« FAHRENHEIT 451 », de RAY BRADBURY

Parution en France : 1955

240 pages

Collection Folio SF, Gallimard


QUATRIÈME :

451 degrés Fahrenheit représentent la température à laquelle un livre s’enflamme et se consume. Dans cette société future où la lecture, source de questionnement et de réflexion, est considérée comme un acte antisocial, un corps spécial de pompiers est chargé de brûler tous les livres, dont la détention est interdite pour le bien collectif. Montag, le pompier pyromane, se met pourtant à rêver d’un monde différent, qui ne bannirait pas la littérature et l’imaginaire au profit d’un bonheur immédiatement consommable. Il devient dès lors un dangereux criminel, impitoyablement poursuivi par une société qui désavoue son passé.

AVIS :

J’avais vraiment hâte de me plonger dans ce roman qui est, vous allez pas me croire, plutôt connu. N’étant pas une grande fan de Science-Fiction, j’appréhendais un peu cette lecture. Est-ce que je vais réussir à comprendre de quoi on me parle ? Est-ce que je vais aimer ? Résultats des comptes : j’ai ADORÉ.

On est dans une société qu’on suppose future, aucune date ni d’ère nous sont présentée, où la manipulation par les médias et la société est à son paroxysme. On ne suit pas beaucoup de personnages, en même temps, en moins de 300 pages c’est compliqué, mais chacun des personnages récurrents a un rôle à jouer.

L’auteur a une plume incroyable, on est dans un monde dystopique où liberté et bonheur veulent dire ignorance et pourtant Ray Bradbury nous décrit tout ça poétiquement. Ça se lit facilement, je ne sais pas si c’est grâce à la nouvelle traduction mais je félicite aussi le traducteur pour son travail. Je suppose qu’un roman de SF n’est pas le plus simple à traduire.

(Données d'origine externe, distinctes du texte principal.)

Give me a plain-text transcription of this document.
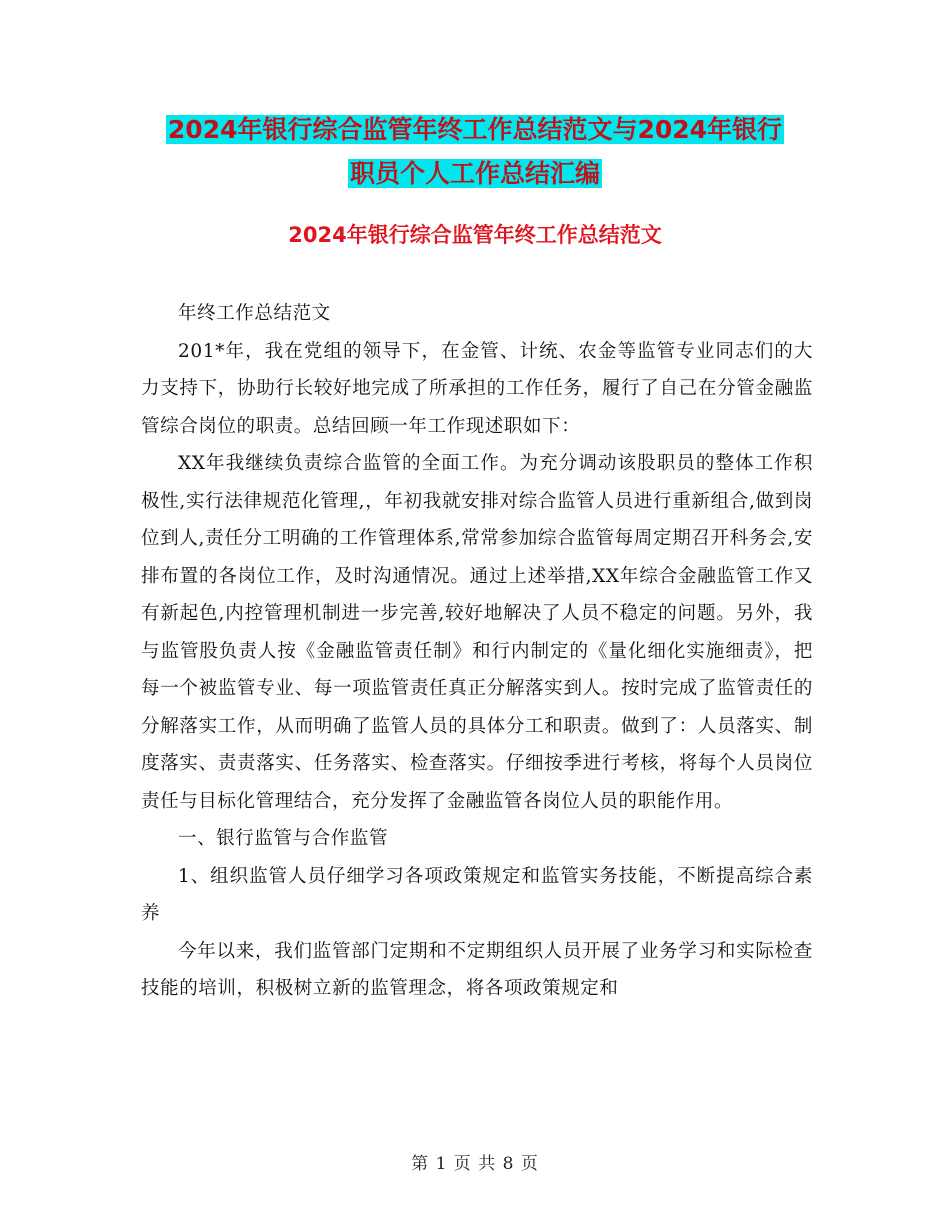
2024年银行综合监管年终工作总结范文与2024年银行
职员个人工作总结汇编
2024年银行综合监管年终工作总结范文

年终工作总结范文

201*年，我在党组的领导下，在金管、计统、农金等监管专业同志们的大力支持下，协助行长较好地完成了所承担的工作任务，履行了自己在分管金融监管综合岗位的职责。总结回顾一年工作现述职如下：

XX年我继续负责综合监管的全面工作。为充分调动该股职员的整体工作积极性,实行法律规范化管理,，年初我就安排对综合监管人员进行重新组合,做到岗位到人,责任分工明确的工作管理体系,常常参加综合监管每周定期召开科务会,安排布置的各岗位工作，及时沟通情况。通过上述举措,XX年综合金融监管工作又有新起色,内控管理机制进一步完善,较好地解决了人员不稳定的问题。另外，我与监管股负责人按《金融监管责任制》和行内制定的《量化细化实施细责》，把每一个被监管专业、每一项监管责任真正分解落实到人。按时完成了监管责任的分解落实工作，从而明确了监管人员的具体分工和职责。做到了：人员落实、制度落实、责责落实、任务落实、检查落实。仔细按季进行考核，将每个人员岗位责任与目标化管理结合，充分发挥了金融监管各岗位人员的职能作用。

一、银行监管与合作监管

1、组织监管人员仔细学习各项政策规定和监管实务技能，不断提高综合素养

今年以来，我们监管部门定期和不定期组织人员开展了业务学习和实际检查技能的培训，积极树立新的监管理念，将各项政策规定和

第 1 页 共 8 页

On se retrouve donc dans une ère future, on ne sait pas laquelle, où le monde parait encore en guerre, on ne sait pas avec qui, et où les livres sont formellement interdits. J’ai trouvé ce monde effrayant et le fait que le livre ait été écrit en dans les années 50 est de plus incroyable. La manipulation des médias et la télévision toujours plus performante transformant les humains en bêtes stupides incapables de prendre des décisions par eux-mêmes, il s’agit bien là d’un monde dont on a peur car il peut arrivé. Nous ne lisons pas ici un roman de SF banal rempli de robots, il s’agit d’un roman en avance sur son temps qui sert à prévenir la génération future des erreurs qu’il ne faut pas commettre.

En finalité, c’est un gros coup de coeur pour moi, je l’ai dévoré (en même temps, 240 pages c’est pas la mer à boire) et je le conseille à tous ceux qui aimeraient commencer la SF doucement et si vous aimer les plumes poétiques.